Many airlines charge you by the bag for each checked piece of luggage you have (unless you are a frequent traveler). These checked bags have weight restrictions or additional costs beyond 50 lbs. You are also usually allowed 1 carry-on item and 1 personal item.
Your carry-on bags are not weighed, so plan your carry-on luggage carefully. Research the maximum size roller bag allowed on your airline and bring one that size or smaller. Your personal item can be something like a briefcase or bookbag. Lets stretch the term book bag and envision a duffel bag or large camping size book bag.
Since we are not weight restricted on these carry-on items, we want to pack as much as we can in these bags, starting with our highest dollar first. If we keep our most expensive or most attached items in our carry-on, they will be with us at all times. This will alleviate stress if a bag routing issue occurs. Also, keep in mind, checked bags are picked up on luggage carousels with nobody checking tags.
Your less important items can be purchased on destination. Clothing, hygienics, chargers and other personal items can be replaced. Your jerseys cannot. Your checked baggage can be reserved for these items and more, less valuable items or jerseys such as pucks, strategically packed gear and jerseys.
Since we will be packing most of our items in our carry-on bags that are not weight restricted, we need to maximize every inch of space those bags allow. When packing, the thing that takes up the most space is air. Yes, air. Our objective is to take air out of the equation.
Enter the vacuum cleaner and large freezer ziploc bags. Fold your jerseys you will be packing in your carry-ons in a way that they will sit flat inside the freezer bag. A square or rectangular shape is best as pictured below. Place your jersey in the bag and zip it up half way. Put your most narrow attachment on the hose of your vacuum and place just the nozzle in the bag. Turn on the vacuum. As the air is sucked from the bag, your jersey will compress. Make sure to keep a hand on the jersey and nozzle to avoid sucking the jersey into the nozzle. Try to keep the jersey at the bottom of the bag, farthest from the nozzle. When no more air can be sucked from the bag, zip the rest of the bag up while removing the nozzle.
You should now have the smallest package possible to place inside your carry-on luggage. Pack your roller bag first, then your book bag, starting with your most expensive jersey and working down to the least. Anything left, place in your checked bag.
Gear takes up a lot of space but does not weigh much. You can utilize the space in gear to pack other things. Stuff a T-shirt in a helmet. Put your socks in the gloves. Once you have tried to utilize the space in the gear you are bringing, its time to tetis the crap out of this bag.

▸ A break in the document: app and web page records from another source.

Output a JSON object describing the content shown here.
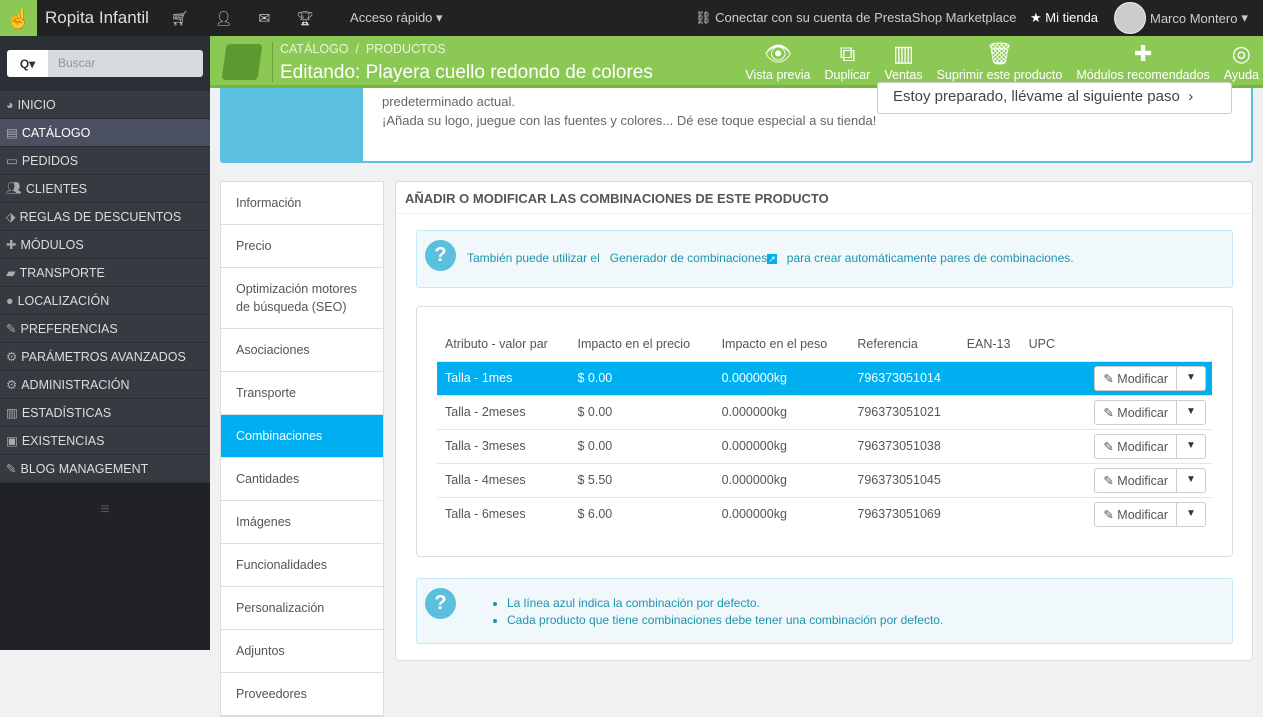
{
  "topbar": {
    "shop_name": "Ropita Infantil",
    "quick_access": "Acceso rápido",
    "connect": "Conectar con su cuenta de PrestaShop Marketplace",
    "my_store": "Mi tienda",
    "user": "Marco Montero"
  },
  "sidebar": {
    "search_placeholder": "Buscar",
    "items": [
      {
        "label": "INICIO",
        "icon": "dashboard-icon"
      },
      {
        "label": "CATÁLOGO",
        "icon": "book-icon"
      },
      {
        "label": "PEDIDOS",
        "icon": "credit-card-icon"
      },
      {
        "label": "CLIENTES",
        "icon": "users-icon"
      },
      {
        "label": "REGLAS DE DESCUENTOS",
        "icon": "tags-icon"
      },
      {
        "label": "MÓDULOS",
        "icon": "puzzle-icon"
      },
      {
        "label": "TRANSPORTE",
        "icon": "truck-icon"
      },
      {
        "label": "LOCALIZACIÓN",
        "icon": "globe-icon"
      },
      {
        "label": "PREFERENCIAS",
        "icon": "wrench-icon"
      },
      {
        "label": "PARÁMETROS AVANZADOS",
        "icon": "cogs-icon"
      },
      {
        "label": "ADMINISTRACIÓN",
        "icon": "cog-icon"
      },
      {
        "label": "ESTADÍSTICAS",
        "icon": "bar-chart-icon"
      },
      {
        "label": "EXISTENCIAS",
        "icon": "archive-icon"
      },
      {
        "label": "BLOG MANAGEMENT",
        "icon": "pencil-icon"
      }
    ]
  },
  "header": {
    "crumb1": "CATÁLOGO",
    "crumb_sep": "/",
    "crumb2": "PRODUCTOS",
    "title": "Editando: Playera cuello redondo de colores",
    "toolbar": [
      "Vista previa",
      "Duplicar",
      "Ventas",
      "Suprimir este producto",
      "Módulos recomendados",
      "Ayuda"
    ]
  },
  "welcome": {
    "line1": "predeterminado actual.",
    "line2": "¡Añada su logo, juegue con las fuentes y colores... Dé ese toque especial a su tienda!",
    "next": "Estoy preparado, llévame al siguiente paso"
  },
  "tabs": [
    "Información",
    "Precio",
    "Optimización motores de búsqueda (SEO)",
    "Asociaciones",
    "Transporte",
    "Combinaciones",
    "Cantidades",
    "Imágenes",
    "Funcionalidades",
    "Personalización",
    "Adjuntos",
    "Proveedores"
  ],
  "panel": {
    "title": "AÑADIR O MODIFICAR LAS COMBINACIONES DE ESTE PRODUCTO",
    "info_pre": "También puede utilizar el",
    "info_link": "Generador de combinaciones",
    "info_post": "para crear automáticamente pares de combinaciones.",
    "columns": [
      "Atributo - valor par",
      "Impacto en el precio",
      "Impacto en el peso",
      "Referencia",
      "EAN-13",
      "UPC"
    ],
    "rows": [
      [
        "Talla - 1mes",
        "$ 0.00",
        "0.000000kg",
        "796373051014",
        "",
        ""
      ],
      [
        "Talla - 2meses",
        "$ 0.00",
        "0.000000kg",
        "796373051021",
        "",
        ""
      ],
      [
        "Talla - 3meses",
        "$ 0.00",
        "0.000000kg",
        "796373051038",
        "",
        ""
      ],
      [
        "Talla - 4meses",
        "$ 5.50",
        "0.000000kg",
        "796373051045",
        "",
        ""
      ],
      [
        "Talla - 6meses",
        "$ 6.00",
        "0.000000kg",
        "796373051069",
        "",
        ""
      ]
    ],
    "modify": "Modificar",
    "notes": [
      "La línea azul indica la combinación por defecto.",
      "Cada producto que tiene combinaciones debe tener una combinación por defecto."
    ]
  }
}
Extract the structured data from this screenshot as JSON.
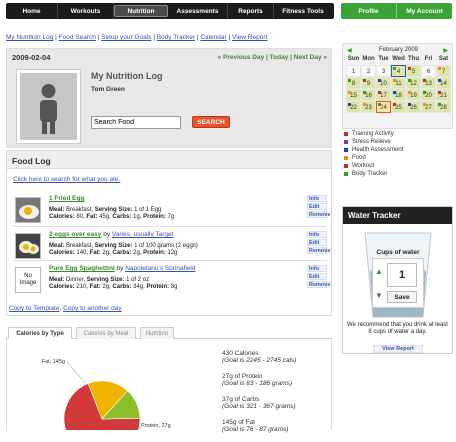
{
  "topnav": [
    "Home",
    "Workouts",
    "Nutrition",
    "Assessments",
    "Reports",
    "Fitness Tools"
  ],
  "usernav": [
    "Profile",
    "My Account"
  ],
  "subnav": [
    "My Nutrition Log",
    "Food Search",
    "Setup your Goals",
    "Body Tracker",
    "Calendar",
    "View Report"
  ],
  "header": {
    "date": "2009-02-04",
    "prev_day": "« Previous Day",
    "today": "Today",
    "next_day": "Next Day »",
    "title": "My Nutrition Log",
    "user": "Tom Green",
    "search_value": "Search Food",
    "search_button": "SEARCH"
  },
  "food_log": {
    "title": "Food Log",
    "search_link": "Click here to search for what you ate.",
    "entries": [
      {
        "name": "1 Fried Egg",
        "by": "",
        "brand": "",
        "meal": "Breakfast",
        "serving": "1 of 1 Egg",
        "calories": "80",
        "fat": "45g",
        "carbs": "1g",
        "protein": "7g",
        "thumb": "fried-egg-image"
      },
      {
        "name": "2 eggs over easy",
        "by": "by",
        "brand": "Varies, usually Target",
        "meal": "Breakfast",
        "serving": "1 of 100 grams (2 eggs)",
        "calories": "140",
        "fat": "2g",
        "carbs": "2g",
        "protein": "12g",
        "thumb": "eggs-over-easy-image"
      },
      {
        "name": "Pure Egg Spaghettini",
        "by": "by",
        "brand": "Napoletano's Sprinafield",
        "meal": "Dinner",
        "serving": "1 of 2 oz",
        "calories": "210",
        "fat": "2g",
        "carbs": "34g",
        "protein": "8g",
        "thumb": "No Image"
      }
    ],
    "actions": [
      "Info",
      "Edit",
      "Remove"
    ],
    "labels": {
      "meal": "Meal:",
      "serving": "Serving Size:",
      "calories": "Calories:",
      "fat": "Fat:",
      "carbs": "Carbs:",
      "protein": "Protein:"
    },
    "copy_template": "Copy to Template",
    "copy_day": "Copy to another day",
    "copy_sep": ","
  },
  "tabs": [
    "Calories by Type",
    "Calories by Meal",
    "Nutrition"
  ],
  "chart_data": {
    "type": "pie",
    "labels": [
      "Fat, 145g",
      "Protein, 27g"
    ],
    "slices": [
      {
        "name": "Fat",
        "value": 145,
        "color": "#d23a3a"
      },
      {
        "name": "Carbs",
        "value": 37,
        "color": "#f0b400"
      },
      {
        "name": "Protein",
        "value": 27,
        "color": "#8bbf2a"
      }
    ]
  },
  "summary": [
    {
      "value": "430 Calories",
      "goal": "(Goal is 2245 - 2745 cals)"
    },
    {
      "value": "27g of Protein",
      "goal": "(Goal is 83 - 186 grams)"
    },
    {
      "value": "37g of Carbs",
      "goal": "(Goal is 321 - 367 grams)"
    },
    {
      "value": "145g of Fat",
      "goal": "(Goal is 76 - 87 grams)"
    }
  ],
  "calendar": {
    "month": "February 2009",
    "prev": "◀",
    "next": "▶",
    "weekdays": [
      "Sun",
      "Mon",
      "Tue",
      "Wed",
      "Thu",
      "Fri",
      "Sat"
    ],
    "days": [
      "1",
      "2",
      "3",
      "4",
      "5",
      "6",
      "7",
      "8",
      "9",
      "10",
      "11",
      "12",
      "13",
      "14",
      "15",
      "16",
      "17",
      "18",
      "19",
      "20",
      "21",
      "22",
      "23",
      "24",
      "25",
      "26",
      "27",
      "28"
    ],
    "logged_days": [
      "4",
      "5",
      "7",
      "8",
      "9",
      "10",
      "11",
      "12",
      "13",
      "14",
      "15",
      "16",
      "17",
      "18",
      "19",
      "20",
      "21",
      "22",
      "23",
      "24",
      "25",
      "26",
      "27",
      "28"
    ],
    "today": "24",
    "selected": "4"
  },
  "legend": [
    {
      "label": "Training Activity",
      "color": "#c03030"
    },
    {
      "label": "Stress Relieve",
      "color": "#7a3aa0"
    },
    {
      "label": "Health Assessment",
      "color": "#2244aa"
    },
    {
      "label": "Food",
      "color": "#e89020"
    },
    {
      "label": "Workout",
      "color": "#c03030"
    },
    {
      "label": "Body Tracker",
      "color": "#3a9a2c"
    }
  ],
  "water": {
    "title": "Water Tracker",
    "cups_label": "Cups of water",
    "count": "1",
    "save": "Save",
    "message": "We recommend that you drink at least 8 cups of water a day.",
    "report": "View Report"
  }
}
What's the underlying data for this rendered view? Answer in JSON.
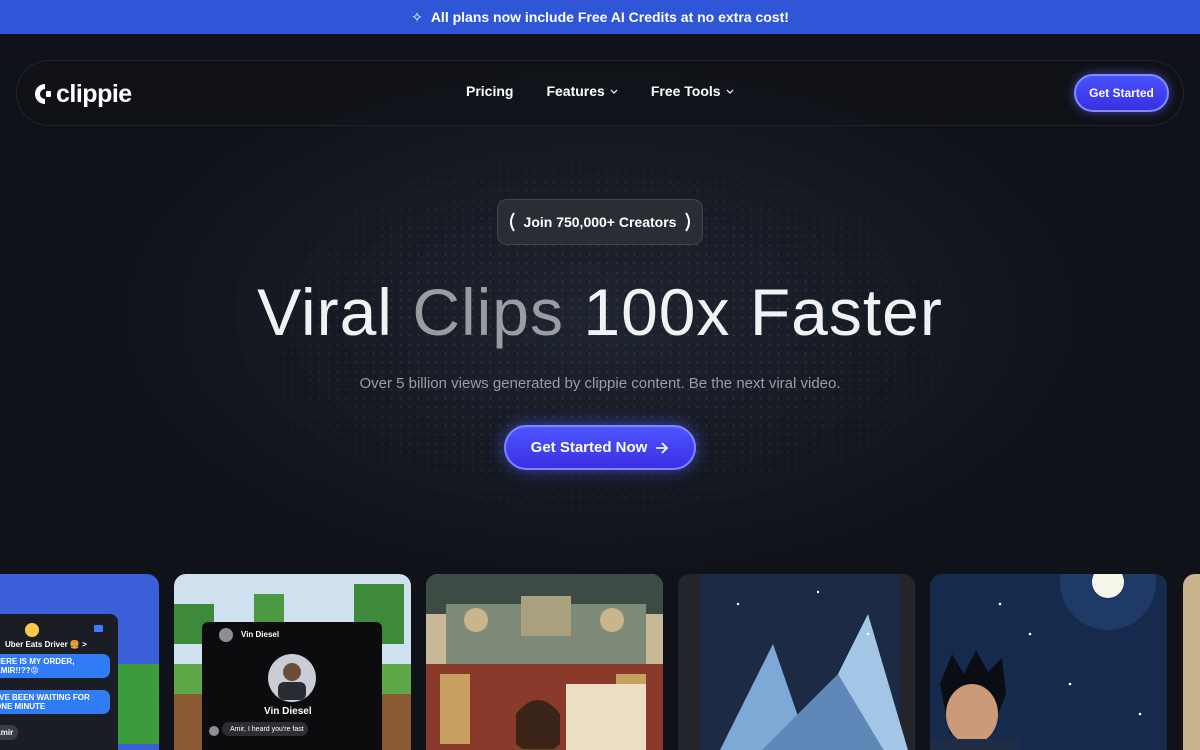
{
  "announcement": {
    "text": "All plans now include Free AI Credits at no extra cost!",
    "icon": "sparkle-icon"
  },
  "nav": {
    "logo": "clippie",
    "links": [
      {
        "label": "Pricing",
        "has_dropdown": false
      },
      {
        "label": "Features",
        "has_dropdown": true
      },
      {
        "label": "Free Tools",
        "has_dropdown": true
      }
    ],
    "cta": "Get Started"
  },
  "hero": {
    "badge": "Join 750,000+ Creators",
    "headline_words": [
      "Viral",
      "Clips",
      "100x",
      "Faster"
    ],
    "subline": "Over 5 billion views generated by clippie content. Be the next viral video.",
    "cta": "Get Started Now"
  },
  "cards": {
    "card1": {
      "contact": "Uber Eats Driver 🍔 >",
      "msg1": "HERE IS MY ORDER, AMIR!!??😡",
      "msg2": "I'VE BEEN WAITING FOR ONE MINUTE",
      "sender": "Amir"
    },
    "card2": {
      "contact": "Vin Diesel",
      "profile_name": "Vin Diesel",
      "message": "Amir, I heard you're fast"
    }
  },
  "colors": {
    "accent": "#4a52ff",
    "banner": "#2f56d6",
    "background": "#0f1218"
  }
}
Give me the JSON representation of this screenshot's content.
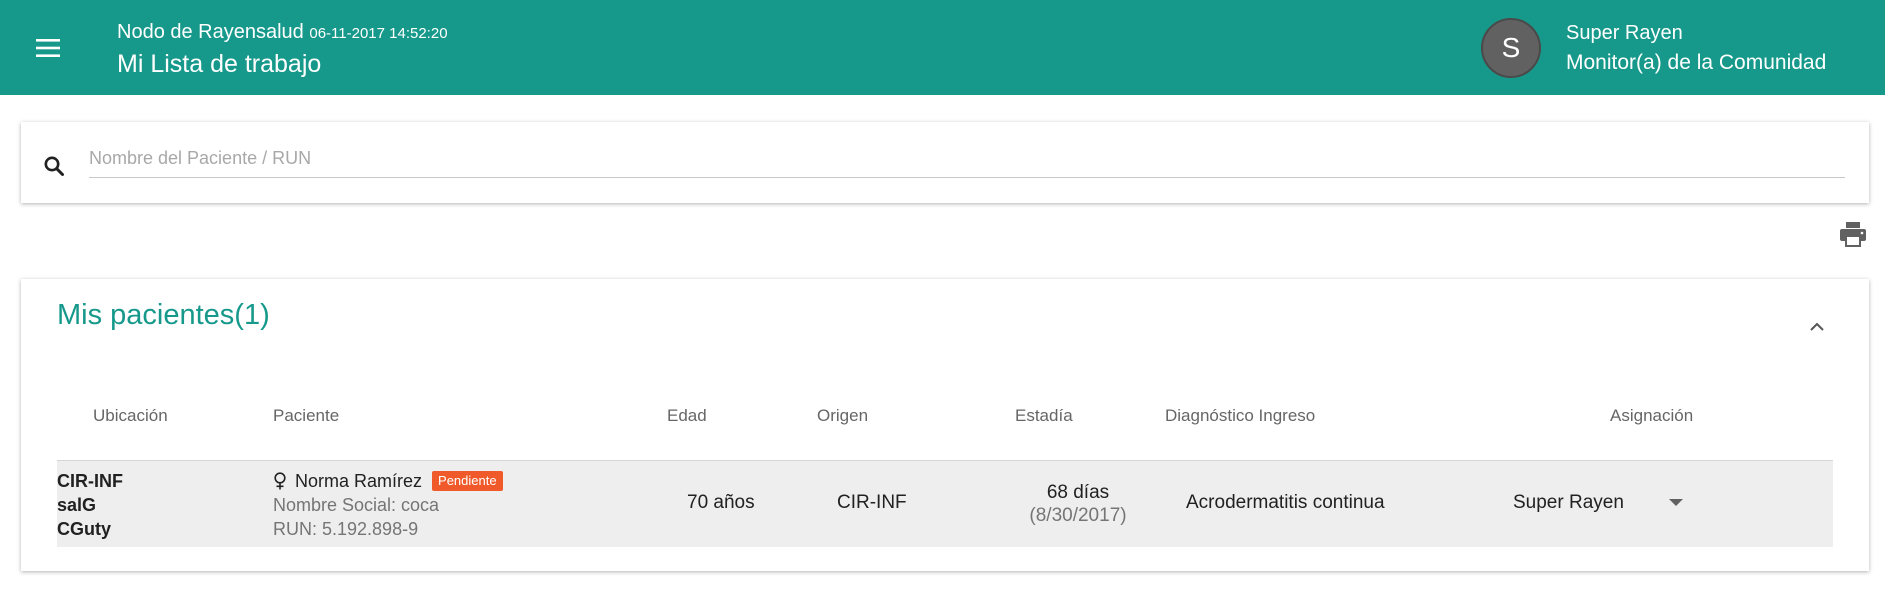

Many bags have internal holding straps. Utilize these. Dont worry about the bulge. Once you have packed your items, we will take care of the bulge with baggage straps. Wrap your bag in 2 clip release baggage straps. Once at the top 1/4 and one at the bottom 1/4. Not only with this keep the bulge in check, it can help deter TSA from opening your back to inspect your items and ruining your packing job and it gives the baggage handlers something else to hold on to when moving your page, thus preventing risk of damage.
You are now ready to travel with your jerseys. Good luck!